Red flags: - You have to ask support for every basic function. - Setup requires a four-hour call with a “solutions consultant.” - It’s impossible to get straight answers about price or contract terms.
Step 6: Don’t Forget Training, Adoption, and Support
Even the best tool flops if nobody uses it. Ask vendors: - How do you onboard teams of varying tech skill? - What does support look like after go-live? (Is it chatbots, or a real person?) - What happens when you need to add or remove users mid-contract? - Can you export your data if you leave, or are you stuck forever?
Pro tip: Ask for a reference call with a customer not hand-picked by the vendor.
Step 7: Total Cost—Not Just List Price
Don’t fall for the “per seat, per month” illusion. Total costs include: - Add-ons for integrations or features that “aren’t core” - Training and setup fees - Support tiers (sometimes basic support is extra) - Contract minimums and auto-renew clauses
Reality check: Some vendors (especially the big names) are notorious for lowballing the initial quote, then upselling you to death.
Step 8: Know When to Go Best-of-Breed vs. All-in-One
There’s no one right answer. If you already have a great CRM and content management system, a focused tool like Praiz for call intelligence might be all you need.

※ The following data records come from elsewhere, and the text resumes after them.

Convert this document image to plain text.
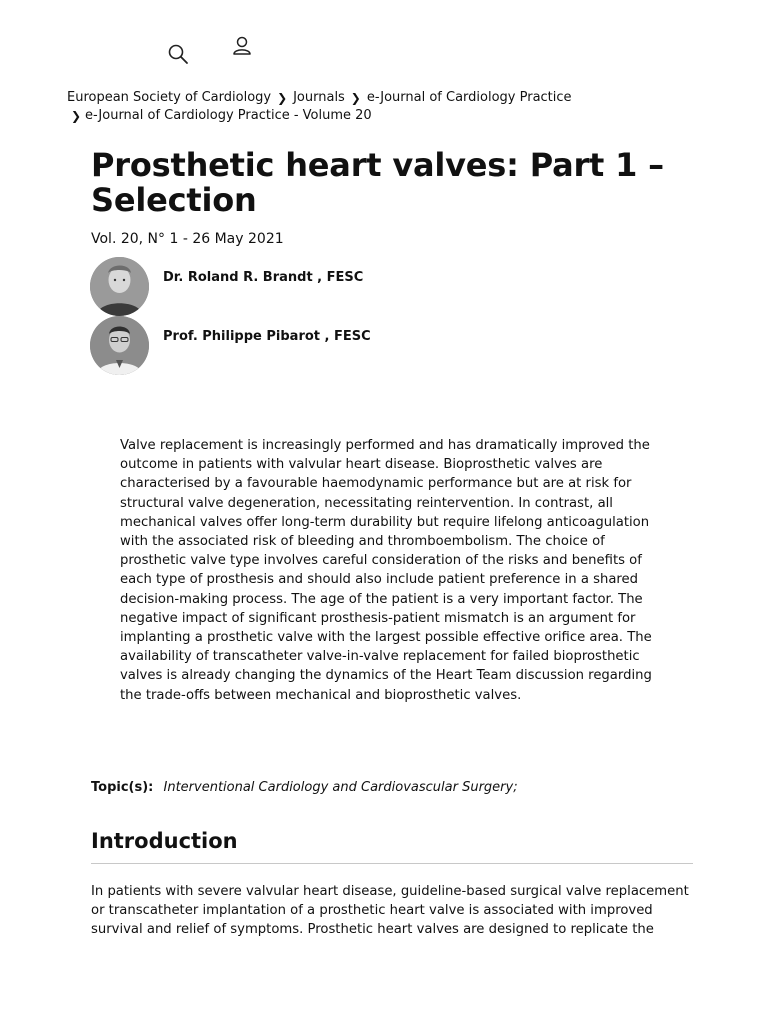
European Society of Cardiology ❯ Journals ❯ e-Journal of Cardiology Practice
❯ e-Journal of Cardiology Practice - Volume 20
Prosthetic heart valves: Part 1 – Selection
Vol. 20, N° 1 - 26 May 2021
Dr. Roland R. Brandt , FESC
Prof. Philippe Pibarot , FESC

Valve replacement is increasingly performed and has dramatically improved the outcome in patients with valvular heart disease. Bioprosthetic valves are characterised by a favourable haemodynamic performance but are at risk for structural valve degeneration, necessitating reintervention. In contrast, all mechanical valves offer long-term durability but require lifelong anticoagulation with the associated risk of bleeding and thromboembolism. The choice of prosthetic valve type involves careful consideration of the risks and benefits of each type of prosthesis and should also include patient preference in a shared decision-making process. The age of the patient is a very important factor. The negative impact of significant prosthesis-patient mismatch is an argument for implanting a prosthetic valve with the largest possible effective orifice area. The availability of transcatheter valve-in-valve replacement for failed bioprosthetic valves is already changing the dynamics of the Heart Team discussion regarding the trade-offs between mechanical and bioprosthetic valves.

Topic(s): Interventional Cardiology and Cardiovascular Surgery;
Introduction

In patients with severe valvular heart disease, guideline-based surgical valve replacement or transcatheter implantation of a prosthetic heart valve is associated with improved survival and relief of symptoms. Prosthetic heart valves are designed to replicate the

But if your team is drowning in disconnected point solutions, maybe a broader platform makes sense—even if it does a few things less well.
What to watch for: - Will your team actually use all-in-one features, or ignore them? - Are you giving up best-in-class functionality just for “one login”? - Is integration seamless, or just “possible with a consultant and a prayer”?
Step 9: Make the Call (and Don’t Look Back)
You’ll never find the “perfect” tool. Pick the one that fits your top needs, is honest about what it can and can’t do, and that your team won’t secretly hate. Set a review date a few months out, and give yourself permission to switch if it turns out you guessed wrong.
Keep It Simple—And Iterate
Sales enablement software is supposed to help you sell more, not give you another IT headache. Stick to what matters, ignore the shiny extras you’ll never use, and don’t be afraid to change your mind if something’s not working. The best stack is the one your team actually uses—and that helps you win more deals.